L’intérêt de « le Caire Confidentiel » n’est pas l’intrigue policière à proprement parler. Ladite intrigue étant assez conventionnelle, à base de
jolies filles, de photographies compromettantes et de chantage.
Ce genre d’intrigue peut fonctionner dans tous les cinémas du monde et sous toutes les latitudes, rien de très original, ni de très compliqué à comprendre. C’est le contexte qui donne tout son sens au film. La société égyptienne de la fin de l’ère Moubarak, d’abord, avec sa corruption généralisée, quasi institutionnalisée, avec ses violences policières et ses gardes à vues qui durent 15 jours (mais tu as de grandes chance de ne pas y survivre jusqu’au bout). Mais aussi un pays qui s’ouvre doucement, clandestinement à l’occident, où l’on commence à s’inscrire sur Facebook et à converser avec le reste du monde, un pays musulman ou l’on transige bien facilement avec les préceptes sur le sexe, l’alcool et l’argent, un pays cadenassé mais dont les chaines commencent à céder. C’est aussi un pays qui a ses propres immigrés, qu’elle traite peu ou prou comme nous traitons les nôtres, d’ailleurs. Les leurs sont soudanais et fuient la guerre civile toute proche, ils servent de main d’œuvre à bas cout à la société égyptienne. Toutes ces choses composent un écrin dans lequel l’intrigue policière vient se caler, et l’ensemble donne un polar à la fois très conventionnel et très « exotique ». On peut croire à tous les évènements et à tous les personnages du film, « le Caire Confidentiel » est très crédible, tant par les évènements que par l’attitude des uns et des autres. Ici, pas de héros au cœur pur, pas de victime innocente, uniquement des hommes et des femmes qui composent avec une réalité difficile, celle d’un pays encore très pauvre, dont le développement ne profite qu’aux dirigeants et qui est sur le point d’exploser comme une cocotte-minute.

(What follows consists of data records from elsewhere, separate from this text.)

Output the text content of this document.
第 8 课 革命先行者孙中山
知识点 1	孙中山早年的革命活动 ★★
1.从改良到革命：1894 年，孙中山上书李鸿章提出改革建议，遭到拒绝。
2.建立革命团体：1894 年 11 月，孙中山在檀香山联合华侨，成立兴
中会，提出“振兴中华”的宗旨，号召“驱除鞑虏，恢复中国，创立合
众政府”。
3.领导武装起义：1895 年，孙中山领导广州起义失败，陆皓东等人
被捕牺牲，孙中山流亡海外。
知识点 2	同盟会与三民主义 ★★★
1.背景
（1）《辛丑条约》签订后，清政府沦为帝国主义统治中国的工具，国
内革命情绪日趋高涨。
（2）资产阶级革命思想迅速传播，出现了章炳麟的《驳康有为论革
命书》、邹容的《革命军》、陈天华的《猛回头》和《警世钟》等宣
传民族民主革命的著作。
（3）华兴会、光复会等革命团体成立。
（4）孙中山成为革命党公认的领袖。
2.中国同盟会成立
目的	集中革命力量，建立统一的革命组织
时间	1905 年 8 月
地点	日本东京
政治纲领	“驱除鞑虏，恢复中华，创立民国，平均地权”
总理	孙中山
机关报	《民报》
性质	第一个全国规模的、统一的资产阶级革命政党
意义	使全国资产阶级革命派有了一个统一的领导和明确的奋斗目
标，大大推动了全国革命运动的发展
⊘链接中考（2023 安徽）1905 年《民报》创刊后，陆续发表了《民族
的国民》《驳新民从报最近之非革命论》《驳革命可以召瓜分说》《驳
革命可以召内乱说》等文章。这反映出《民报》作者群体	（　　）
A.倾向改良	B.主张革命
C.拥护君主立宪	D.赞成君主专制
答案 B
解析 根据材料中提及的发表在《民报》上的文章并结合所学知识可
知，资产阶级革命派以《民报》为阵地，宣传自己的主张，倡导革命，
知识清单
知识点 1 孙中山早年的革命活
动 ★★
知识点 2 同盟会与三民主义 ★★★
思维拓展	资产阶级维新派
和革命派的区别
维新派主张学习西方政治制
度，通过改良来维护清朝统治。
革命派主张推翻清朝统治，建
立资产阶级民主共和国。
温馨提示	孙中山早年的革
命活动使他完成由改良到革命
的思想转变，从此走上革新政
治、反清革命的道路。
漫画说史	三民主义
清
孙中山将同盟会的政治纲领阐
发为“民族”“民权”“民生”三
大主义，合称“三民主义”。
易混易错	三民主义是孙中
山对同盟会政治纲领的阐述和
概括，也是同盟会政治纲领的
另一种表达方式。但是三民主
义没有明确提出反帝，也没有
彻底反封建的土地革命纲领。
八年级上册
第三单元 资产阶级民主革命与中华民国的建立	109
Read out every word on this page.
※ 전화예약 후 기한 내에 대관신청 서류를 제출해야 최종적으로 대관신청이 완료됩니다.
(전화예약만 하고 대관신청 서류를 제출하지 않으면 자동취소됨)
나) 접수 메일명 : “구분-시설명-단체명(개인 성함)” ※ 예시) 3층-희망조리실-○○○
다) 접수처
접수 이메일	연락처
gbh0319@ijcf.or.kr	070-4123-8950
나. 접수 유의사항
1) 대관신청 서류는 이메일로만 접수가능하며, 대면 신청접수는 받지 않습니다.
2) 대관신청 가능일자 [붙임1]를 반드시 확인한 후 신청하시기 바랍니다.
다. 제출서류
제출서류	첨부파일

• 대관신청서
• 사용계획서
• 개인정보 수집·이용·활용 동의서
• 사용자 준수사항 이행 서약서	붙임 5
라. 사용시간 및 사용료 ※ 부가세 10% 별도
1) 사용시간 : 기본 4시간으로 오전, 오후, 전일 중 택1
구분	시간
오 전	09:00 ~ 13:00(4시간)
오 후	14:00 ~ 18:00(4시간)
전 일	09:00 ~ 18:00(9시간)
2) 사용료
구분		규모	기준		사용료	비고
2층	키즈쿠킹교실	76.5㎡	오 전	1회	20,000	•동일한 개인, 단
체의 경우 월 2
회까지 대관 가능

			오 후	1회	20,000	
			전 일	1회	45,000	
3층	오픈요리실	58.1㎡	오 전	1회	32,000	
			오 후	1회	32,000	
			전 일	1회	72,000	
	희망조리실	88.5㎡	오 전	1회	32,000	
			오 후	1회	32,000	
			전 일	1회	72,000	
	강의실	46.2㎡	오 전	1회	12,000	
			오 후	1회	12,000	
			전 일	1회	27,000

La Révolution en elle-même, qui est mise en scène dans les dix dernières minutes du film, n’occupe peut-être pas la place qu’elle mériterait dans le film. J’ai cru un moment qu’elle allait venir « régler » l’affaire policière, de manière expéditive, mais en fait pas vraiment.
Les portables qui sonnent, pile au bon moment, et qui semblent faire basculer le destin de tout le monde en une seconde, c’était un peu un leurre.
Dans un pays aussi corrompu que l’Egypte de Moubarak, il y a toujours le moyen de glisser une enveloppe à quelqu’un qui peut vous tirer d’affaire, même dans les pires moments d’incertitude politique.
Il n’y pas de morale tout au long du film de Tarik Saleh, il n’y en a pas non plus à la fin, c’est peut-être frustrant sur le moment, mais c’est sans doute la meilleure fin possible pour un film noir qui entend coller à la réalité comme un sparadrap. La toute fin, assez cruelle d’ailleurs, nous laisse sur une impression mélangée, quant au sort de Noredine : la rédemption a un prix, et l’addition risque d’être un peu salée. La relation de Noredine avec son père (qui à l’air d’être plus intègre et droit que son fils) aurait pu être plus et mieux exploitée, elle aurait peut-être donné un sens plus pointu à son personnage. Le contexte politique aurait pu lui aussi être plus et mieux exploité, on ne sent pas vraiment l’ambiance de fin de règne qui devait imprégner l’Egypte de janvier 2011 (La Tunisie avait déjà basculé, la Lybie toute proche commençait à vaciller). Mais ces petits défauts mis à part « Le Caire Confidentiel » est un film noir réussi, qui nous immerge dans une Egypte très éloignée de l’idée que l’on s’en fait en Europe, et qui nous emmène avec lui dans les bas fonds du Caire pour 2 heures de polar, un polar qui sent à la fois le souffre et les épices !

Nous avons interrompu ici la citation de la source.